Anti-I2V

Safeguarding your photos from malicious image-to-video generation

TL;DR Anti-I2V defends user images against unauthorized image-to-video generation via dual-space (L*a*b* + DCT) perturbations and layer-wise representation losses (IRA, IRC), achieving state-of-the-art protection across DiT, MM-DiT, and U-Net diffusion backbones.

Duc Vu·Anh Nguyen·Chi Tran·Anh Tran

Qualcomm AI Research

Qualcomm AI Research is an initiative of Qualcomm Technologies, Inc.

CVPR 2026 (Main)

Identity (ISM)
0.616 0.353
−43% identity preservation, averaged across all 3 backbones on CelebV-Text.
Video Quality (Q-Align)
0.793 0.378
−52% generated-video quality, averaged across all 3 backbones.
Feature Sim (DINO)
0.754 0.534
−29% DINO similarity to clean reference, averaged across all 3 backbones.
Generality
3 / 3
State-of-the-art on DiT · MM-DiT · U-Net backbones: CogVideoX-5B, Open-Sora 1.2, DynamiCrafter.

Abstract

Advances in diffusion-based video generation models, while significantly improving human animation, poses threats of misuse through the creation of fake videos from a specific person's photo and text prompts.
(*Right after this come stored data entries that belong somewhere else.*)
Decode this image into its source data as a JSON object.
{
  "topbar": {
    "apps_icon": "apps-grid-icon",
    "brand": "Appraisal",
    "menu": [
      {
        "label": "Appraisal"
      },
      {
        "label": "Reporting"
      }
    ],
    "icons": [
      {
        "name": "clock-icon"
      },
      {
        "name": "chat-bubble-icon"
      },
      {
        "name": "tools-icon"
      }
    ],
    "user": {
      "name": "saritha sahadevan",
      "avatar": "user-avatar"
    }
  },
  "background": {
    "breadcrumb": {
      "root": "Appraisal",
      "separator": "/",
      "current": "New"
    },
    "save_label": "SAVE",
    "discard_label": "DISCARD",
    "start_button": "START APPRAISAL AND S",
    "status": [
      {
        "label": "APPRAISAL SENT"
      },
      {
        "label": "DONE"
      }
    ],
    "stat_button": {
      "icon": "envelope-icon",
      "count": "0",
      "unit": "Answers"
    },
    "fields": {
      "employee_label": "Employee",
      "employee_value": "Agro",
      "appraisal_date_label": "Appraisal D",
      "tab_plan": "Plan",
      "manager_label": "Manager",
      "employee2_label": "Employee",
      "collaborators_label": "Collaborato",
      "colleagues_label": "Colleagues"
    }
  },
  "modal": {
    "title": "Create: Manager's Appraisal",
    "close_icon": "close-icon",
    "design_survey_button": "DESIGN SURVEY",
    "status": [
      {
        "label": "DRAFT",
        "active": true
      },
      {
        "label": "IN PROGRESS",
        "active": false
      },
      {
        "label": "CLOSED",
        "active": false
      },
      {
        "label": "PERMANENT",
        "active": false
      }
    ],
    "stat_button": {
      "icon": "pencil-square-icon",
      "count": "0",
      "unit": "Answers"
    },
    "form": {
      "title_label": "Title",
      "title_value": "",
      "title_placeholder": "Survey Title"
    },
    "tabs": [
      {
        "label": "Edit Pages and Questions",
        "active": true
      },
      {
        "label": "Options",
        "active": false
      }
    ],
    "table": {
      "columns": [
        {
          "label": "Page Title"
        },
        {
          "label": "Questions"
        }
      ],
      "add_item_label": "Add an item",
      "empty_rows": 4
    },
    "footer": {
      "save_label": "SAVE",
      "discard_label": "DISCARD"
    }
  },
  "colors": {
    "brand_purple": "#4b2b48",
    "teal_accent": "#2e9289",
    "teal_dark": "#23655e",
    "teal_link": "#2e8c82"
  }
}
Recent efforts have focused on adversarial attacks that introduce crafted perturbations to protect images from diffusion-based models. However, most existing approaches target image generation, while relatively few explicitly address image-to-video diffusion models (VDMs), and most primarily focus on UNet-based architectures. Hence, their effectiveness against Diffusion Transformer (DiT) models remains largely under-explored, as these models demonstrate improved feature retention, and stronger temporal consistency due to larger capacity and advanced attention mechanisms. In this work, we introduce Anti-I2V, a novel defense against malicious human image-to-video generation, applicable across diverse diffusion backbones. Instead of restricting noise updates to the RGB space, Anti-I2V operates in both the L*a*b* and frequency domains, improving robustness and concentrating on salient pixels. We then identify the network layers that capture the most distinct semantic features during the denoising process to design appropriate training objectives that maximize degradation of temporal coherence and generation fidelity. Through extensive validation, Anti-I2V demonstrates state-of-the-art defense performance against diverse video diffusion models, offering an effective solution to the problem.

Key Contributions

Anti-I2V consists of three core components that jointly enable powerful, robust, and effective protection across diverse video diffusion backbones.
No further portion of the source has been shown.